Until I have a better handle on where you sit, what the culture is like, and what the political winds are around the two bosses, I would caution using any advice other than document things.

Even copying Rachel on emails could be an issue since Adrian obviously has told you to the contrary. How you handle that kind of thing depends greatly on the actual situation on the ground and where you sit.
posted by rich at 10:11 AM on February 29, 2016 [1 favorite]


And on preview - don't call out their obvious conflict via email or otherwise... there are only a few cultural and political situations where that is advisable. Otherwise, it can be bad for all involved.
posted by rich at 10:13 AM on February 29, 2016


I agree with all the advice above: definitely get everything in writing, and CC people you need to when communicating with Adrian. If she objects, BCC them instead, so she can't tell that you're doing it. There are definitely ways in which you can avoid making it seem like you're documenting, as mentioned above. There's a big thing in your favor, and that's that Rachel seems to understand that something fishy is going on with Adrian, and she's trying to get to the bottom of it. It sounds a bit to me as if Adrian is trying to sabotage either you or Rachel. It's really a good thing that you discovered this, so you can protect your job.
posted by serenity_now at 10:48 AM on February 29, 2016


I have not been in this specific situation, but I have used emails to (sometimes indirectly) set out what I have been told or asked to do. Perhaps ccing the source person into an email to my staff or colleagues, occasionally direct 'confirming our conversation' or a file note. Selectively used, I have found this to be very effective in dealing with difficult people or problematic instructions.
posted by GeeEmm at 1:30 PM on February 29, 2016


Yep, danger danger. If you say anything and you're wrong... yeah, don't say anything. For all you know Adrian did talk Rachel into changing the plan after she talked to you.

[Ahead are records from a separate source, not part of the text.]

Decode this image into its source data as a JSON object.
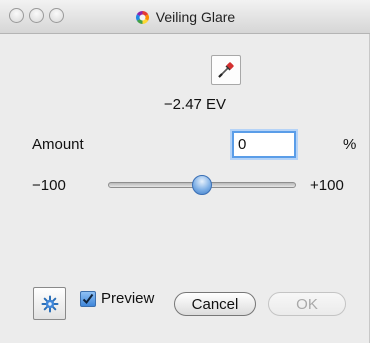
{
  "window": {
    "title": "Veiling Glare"
  },
  "measure": {
    "ev_value": "−2.47 EV"
  },
  "amount": {
    "label": "Amount",
    "value": "0",
    "unit": "%"
  },
  "slider": {
    "min_label": "−100",
    "max_label": "+100",
    "min": -100,
    "max": 100,
    "value": 0
  },
  "footer": {
    "preview_label": "Preview",
    "preview_checked": true,
    "cancel_label": "Cancel",
    "ok_label": "OK"
  },
  "icons": {
    "title": "color-wheel-icon",
    "eyedropper": "eyedropper-icon",
    "settings": "gear-icon",
    "check": "checkmark-icon"
  },
  "colors": {
    "focus": "#5a9de8",
    "accent": "#3f86d9",
    "disabled_text": "#a9a9a9"
  }
}
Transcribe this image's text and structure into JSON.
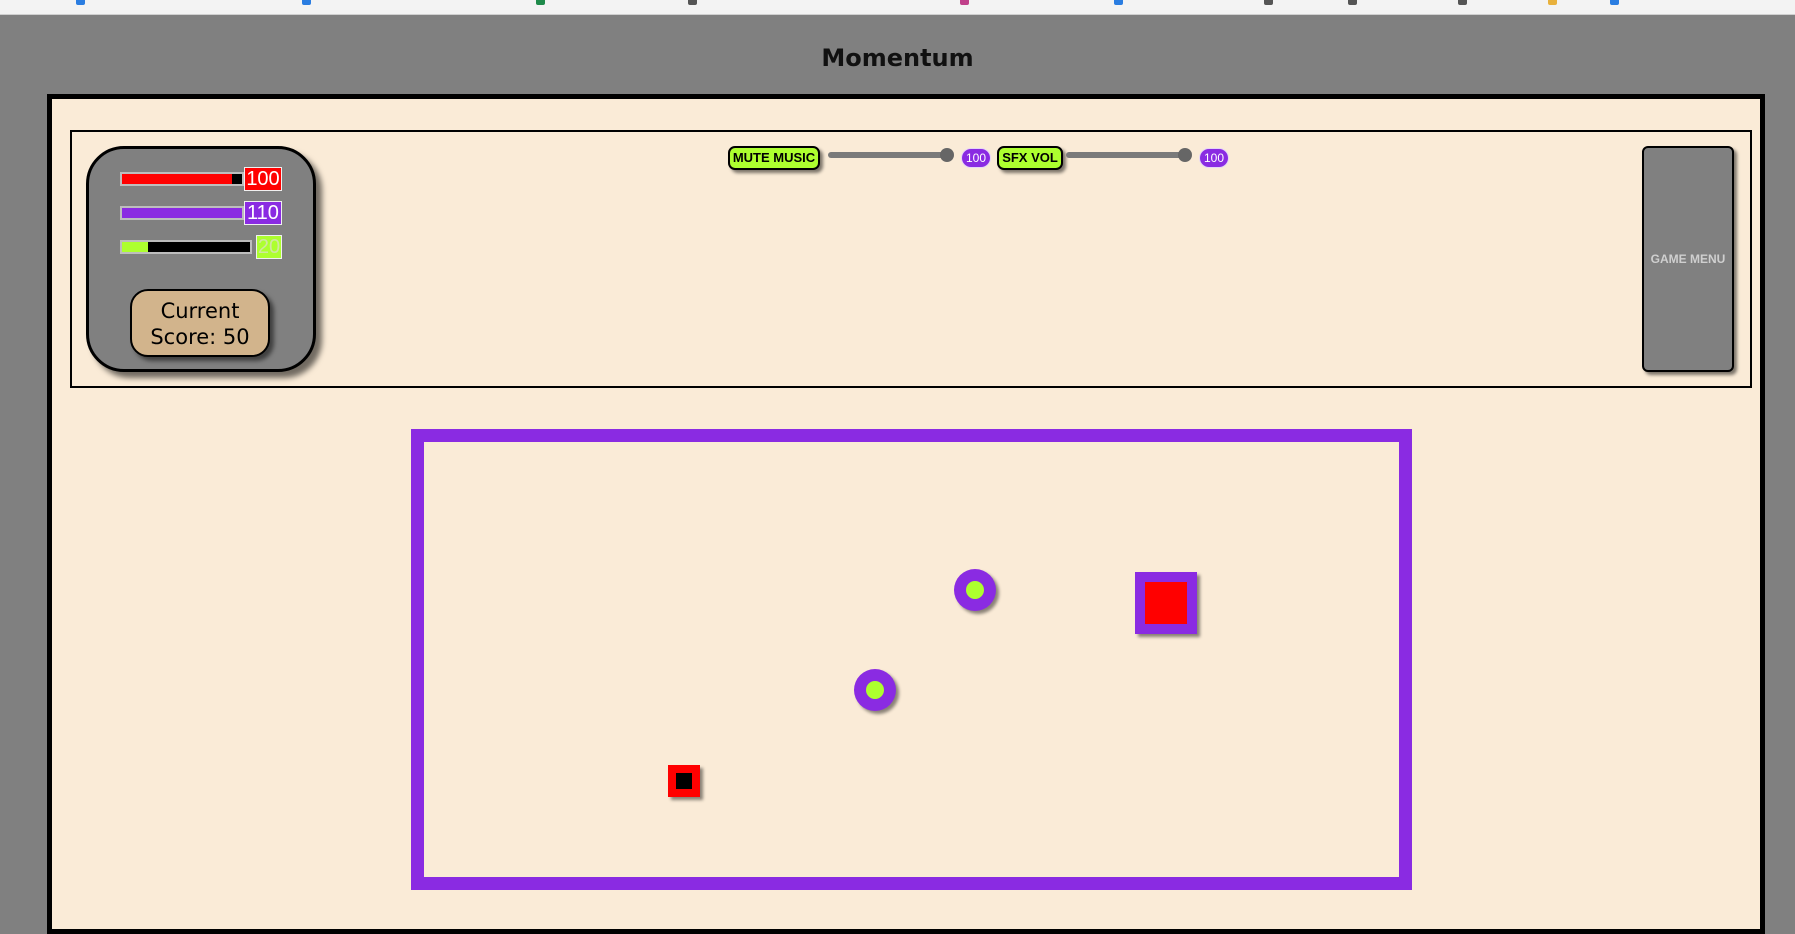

BUT, it's good info to keep under your hat. You're going to get super-perceptive to people's reactions to what you say at the main office. At the first sign of "wha...?" you need to immediately backtrack to "I'm basing this on what Adrian told me, which was _____." If what you suspect is true, it won't take too many of those before Rachel has an uncomfortable talk (out of your presence) with Adrian.
posted by ctmf at 9:14 PM on February 29, 2016


A comment on documenting: It is useful almost purely defensively, as in avoiding be fired or blatantly scapegoated. It's not at all a bad idea but for anything less critical than major finger pointing, very few third parties are going to wade through e-mails, even ones you consider cut and dry, to find "the truth." In my experience trotting them out usually just leads to general impression of "Wow, Anon and Adrian have issues and can't sort it out themselves" combined with a desire not to have to wade into that mess.

It's a challenging situation and I wish I had more constructive advice, but a lot is going to depend on the level of trust of people around you. Being extremely transparent about what you're doing at all times *may* help, especially if you can communicate it in short, easy to digest notes. (Long CYA type documents, again based only on personal experience, are not as helpful here, as people like uber-boss Rachel see them as trying to dodge accountability rather than provide useful information.)